Looking at adverse events, there were no deaths, drug-related serious adverse events or treatment discontinuations for this reason in either group. Side-effects reported by at least 5% of participants included nasal congestion, sore throat, fatigue, diarrhoea, nausea, pain, headache and tooth infections. Grade 3-4 laboratory abnormalities were rare.
Sofosuvir/ledipasvir is known to raise tenofovir levels, but an extensive analysis of kidney function parameters – including creatinine level, creatinine clearance, glomerular filtration rate and beta-2 microglobulin – did not reveal any notable abnormalities. Three people developed protein in their urine.

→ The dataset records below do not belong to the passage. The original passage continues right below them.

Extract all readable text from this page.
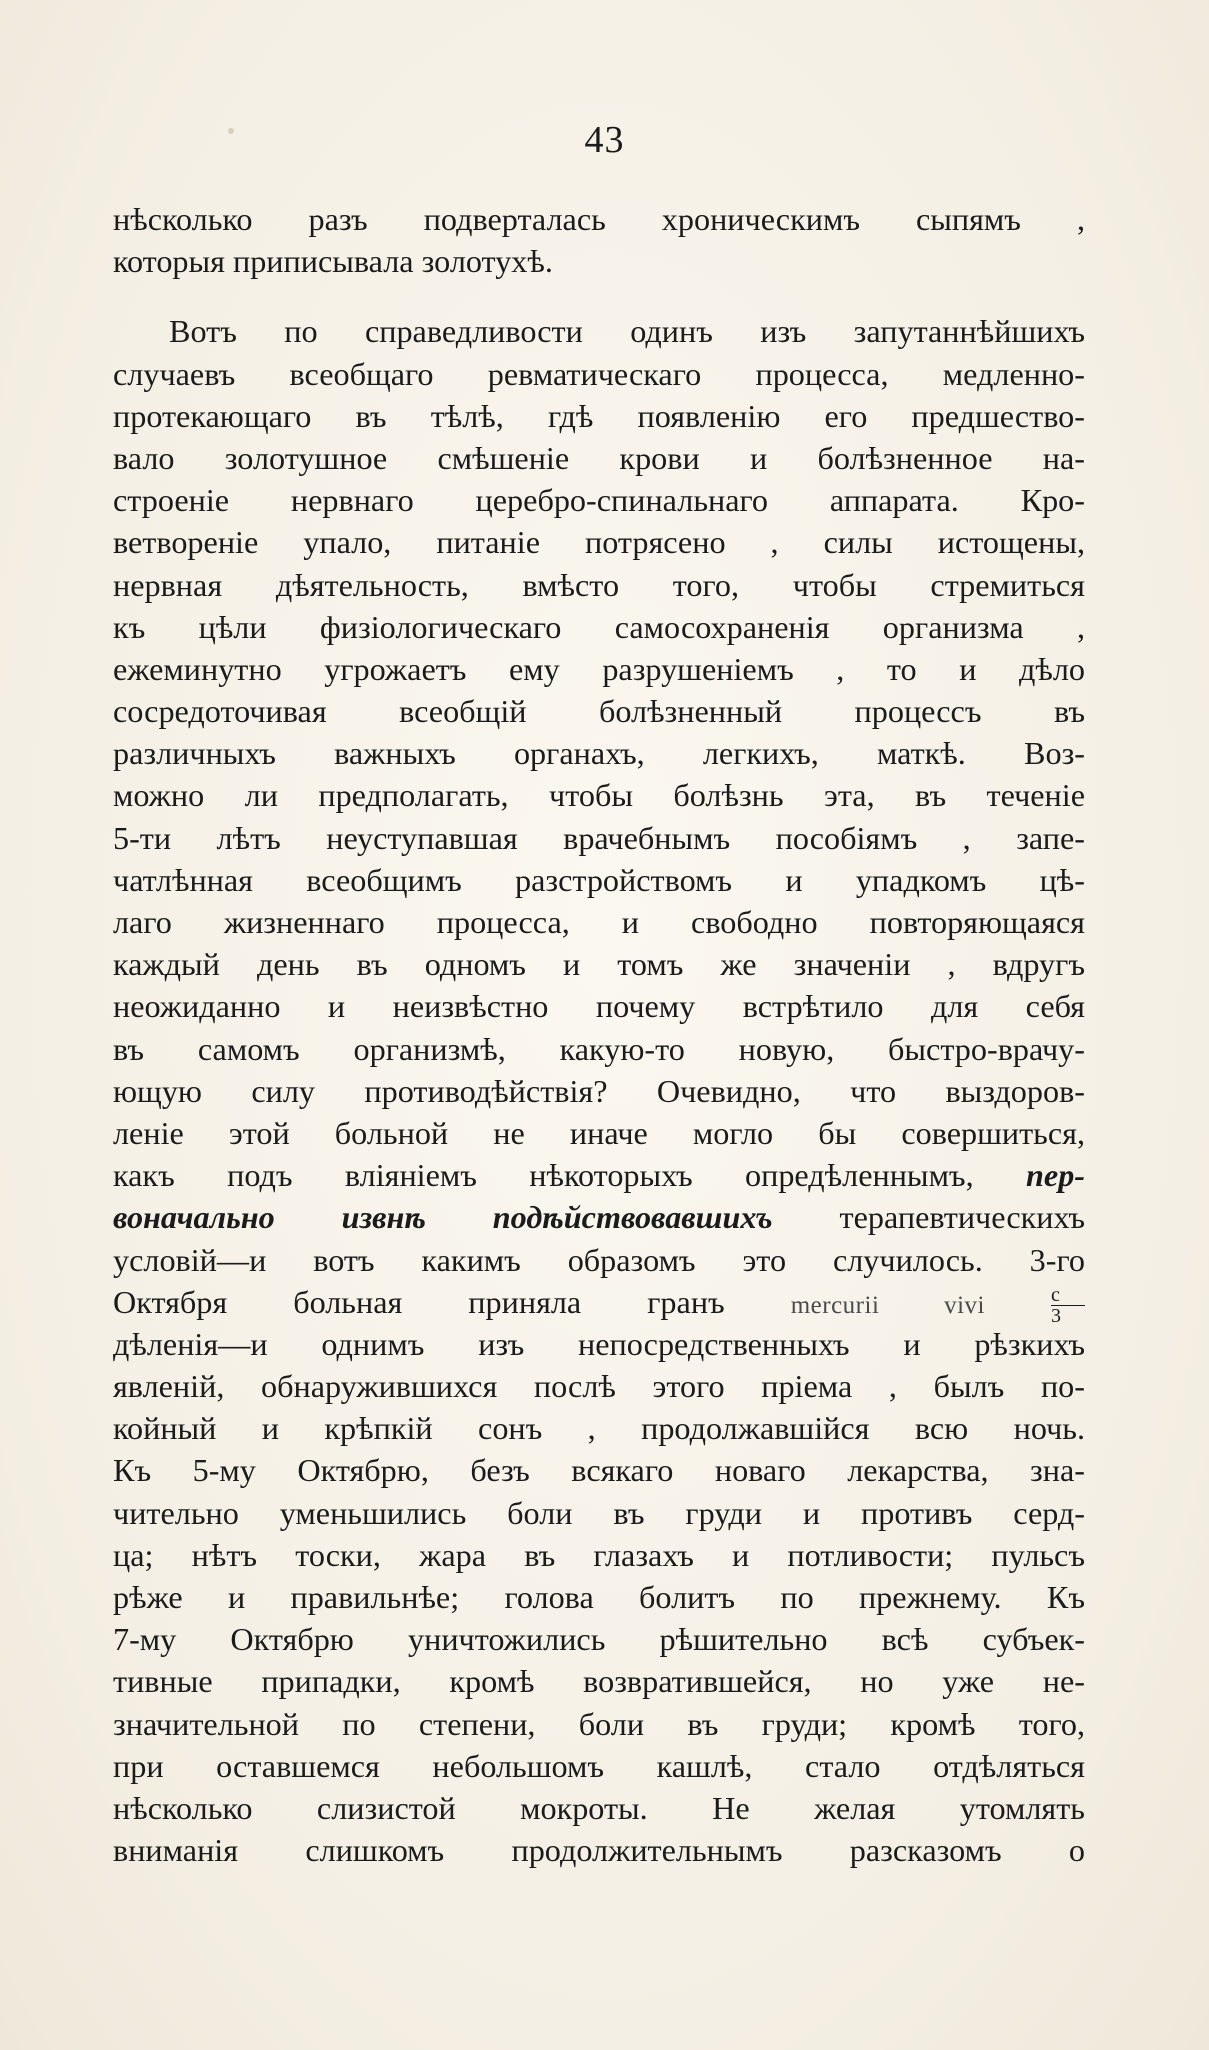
43
нѣсколько разъ подверталась хроническимъ сыпямъ ,
которыя приписывала золотухѣ.
Вотъ по справедливости одинъ изъ запутаннѣйшихъ
случаевъ всеобщаго ревматическаго процесса, медленно-
протекающаго въ тѣлѣ, гдѣ появленію его предшество-
вало золотушное смѣшеніе крови и болѣзненное на-
строеніе нервнаго церебро-спинальнаго аппарата. Кро-
ветвореніе упало, питаніе потрясено , силы истощены,
нервная дѣятельность, вмѣсто того, чтобы стремиться
къ цѣли физіологическаго самосохраненія организма ,
ежеминутно угрожаетъ ему разрушеніемъ , то и дѣло
сосредоточивая всеобщій болѣзненный процессъ въ
различныхъ важныхъ органахъ, легкихъ, маткѣ. Воз-
можно ли предполагать, чтобы болѣзнь эта, въ теченіе
5-ти лѣтъ неуступавшая врачебнымъ пособіямъ , запе-
чатлѣнная всеобщимъ разстройствомъ и упадкомъ цѣ-
лаго жизненнаго процесса, и свободно повторяющаяся
каждый день въ одномъ и томъ же значеніи , вдругъ
неожиданно и неизвѣстно почему встрѣтило для себя
въ самомъ организмѣ, какую-то новую, быстро-врачу-
ющую силу противодѣйствія? Очевидно, что выздоров-
леніе этой больной не иначе могло бы совершиться,
какъ подъ вліяніемъ нѣкоторыхъ опредѣленнымъ, пер-
воначально извнѣ подѣйствовавшихъ терапевтическихъ
условій—и вотъ какимъ образомъ это случилось. 3-го
Октября больная приняла гранъ	mercurii vivi	$\frac{c}{3}$
дѣленія—и однимъ изъ непосредственныхъ и рѣзкихъ
явленій, обнаружившихся послѣ этого пріема , былъ по-
койный и крѣпкій сонъ , продолжавшійся всю ночь.
Къ 5-му Октябрю, безъ всякаго новаго лекарства, зна-
чительно уменьшились боли въ груди и противъ серд-
ца; нѣтъ тоски, жара въ глазахъ и потливости; пульсъ
рѣже и правильнѣе; голова болитъ по прежнему. Къ
7-му Октябрю уничтожились рѣшительно всѣ субъек-
тивные припадки, кромѣ возвратившейся, но уже не-
значительной по степени, боли въ груди; кромѣ того,
при оставшемся небольшомъ кашлѣ, стало отдѣляться
нѣсколько слизистой мокроты. Не желая утомлять
вниманія слишкомъ продолжительнымъ разсказомъ о
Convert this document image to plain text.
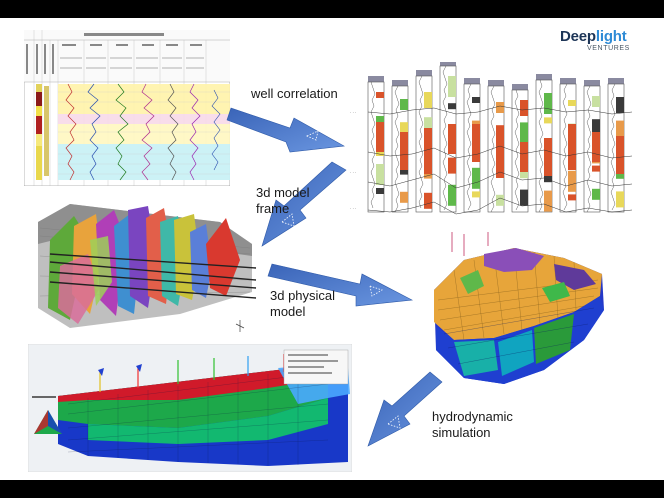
Deeplight
VENTURES
· · ·
· · ·
· · ·
well correlation
3d model
frame
3d physical
model
hydrodynamic
simulation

"Treatment of chronic hepatitis C in HCV/HIV coinfected patients with sofosbuvir/ledipasvir was effective and well-tolerated, suggesting HIV infection may not be a major determinant of treatment outcome with sofosbuvir/ledipasvir therapy," the researchers concluded.
Townsend KS (Kottilil S presenting) High efficacy of sofosbuvir/ledipasvir for the treatment of HCV genotype 1 in patients coinfected with HIV on or off antiretroviral therapy: results from the NIAID ERADICATE trial. American Association for the Study of Liver Diseases (AASLD) Liver Meeting, Boston, abstract 84, 2014.